The Me 262 has been under development since shortly before the beginning of the war as Projekt 1065 (P.1065). It is not the only German jet fighter under development in Germany, either. In fact, the competing Heinkel He 280 already has flown on jet power. However, the Reichsluftfahrtministerium (RLM, Ministry of Aviation) is placing its bets on the Me 262, perhaps because it has more confidence in the BMW 003 engine than in the independently produced Heinkel engine. In any event, the RLM is not too concerned about jet aircraft at this time -  Hermann Göring, head of the Luftwaffe, cut the engine development program to just 35 engineers in February 1940. Everything depends upon the engine, so critical decisions are being made at this stage of the war that will greatly impact the development of the Me 262 later, when it is really needed.

Japanese Military: The Japanese Imperial Air Force sends a Mitsubishi G3M2 "Nell" bomber based in Formosa (Taiwan) flies over Luzon for some photo-reconnaissance.

18 April 1941 worldwartwo.filminspector.com Australian transport officers
Australian transport officers handling their transport vehicles in Greece. The one officer appears to be wearing an Australian hunting hat (Australian War Memorial).

US Military: There is a groundbreaking ceremony for the future Consolidated-Vultee aircraft plant in Fort Worth, Texas, United States. It is attended by General Gerald Brant and local civic leader Amon Carter, who was largely responsible for it being sited in Fort Worth. One of the inviolable rules for the siting of the plant was that it be well away from the coast.

Ground also is broken for the Willow Run Bomber Plant in Detroit, Michigan. The Willow Run plant, run by Ford Motor Company, will produce B-24 components that will be assembled by Consolidated at the Fort Worth plant (and also at the Douglas Aircraft plant at Tulsa, Oklahoma). Willow Run is to be built by Ford, sell it to the government, run operations there under a lease for the duration of the war, and then have an operation to purchase the plant after war production ends.

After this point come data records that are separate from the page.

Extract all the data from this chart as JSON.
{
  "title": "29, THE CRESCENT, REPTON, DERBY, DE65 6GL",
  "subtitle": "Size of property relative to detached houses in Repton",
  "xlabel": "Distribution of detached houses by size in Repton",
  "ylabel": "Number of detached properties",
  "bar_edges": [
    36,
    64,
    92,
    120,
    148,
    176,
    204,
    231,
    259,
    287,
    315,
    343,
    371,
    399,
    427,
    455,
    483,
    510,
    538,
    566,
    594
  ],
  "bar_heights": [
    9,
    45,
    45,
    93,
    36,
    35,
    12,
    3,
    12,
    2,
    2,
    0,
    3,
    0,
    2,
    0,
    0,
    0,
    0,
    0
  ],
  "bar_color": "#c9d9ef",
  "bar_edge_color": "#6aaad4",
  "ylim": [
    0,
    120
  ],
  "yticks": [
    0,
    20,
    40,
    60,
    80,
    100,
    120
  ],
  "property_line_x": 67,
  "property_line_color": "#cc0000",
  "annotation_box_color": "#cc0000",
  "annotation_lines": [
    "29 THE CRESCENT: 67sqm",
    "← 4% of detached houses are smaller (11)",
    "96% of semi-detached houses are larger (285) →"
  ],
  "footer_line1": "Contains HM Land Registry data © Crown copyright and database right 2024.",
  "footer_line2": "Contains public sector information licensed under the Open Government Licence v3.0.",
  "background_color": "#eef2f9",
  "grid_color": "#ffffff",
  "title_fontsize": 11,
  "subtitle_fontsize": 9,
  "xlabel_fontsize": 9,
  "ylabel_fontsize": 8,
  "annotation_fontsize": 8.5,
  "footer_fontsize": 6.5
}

Vichy France: The French abandon the League of Nations, which is inert anyway.

China: The Japanese launch another in a series of air raids against Chungking.

American Homefront: An internal debate is raging at General Motors about how far it must go to support the Roosevelt administration in its anti-German posture. A main issue on the table is administration pressure for GM to sever its association with South American car dealers suspected of having pro-Nazi sympathies. Another issue is the administration's demand that US auto manufacturers drastically curtail their production to aid the war effort - when the US is not at war. The company is resisting both of these administration initiatives.

Today, Walter Carpenter, a GM board member, writes to GM President Alfred P. Sloane:
The country today seems to be pretty well committed to a policy opposite to Germany and Italy. If we don’t listen to the urgings of the State Department in this connection, it seems to me just a question of time... The effect of this will be to associate the General Motors with Nazi or Fascist propaganda against the interests of the United States.
Around this time, the US FBI is investigating GM senior executives for disloyalty to America. What they find is an absence of disloyalty, but some collusion with Germany by GM's head of overseas operations James D. Mooney. This issue will continue to haunt GM for decades.

18 April 1941 worldwartwo.filminspector.com comic strip
A panel from a comic strip that appears in US papers today, 18 April 1941.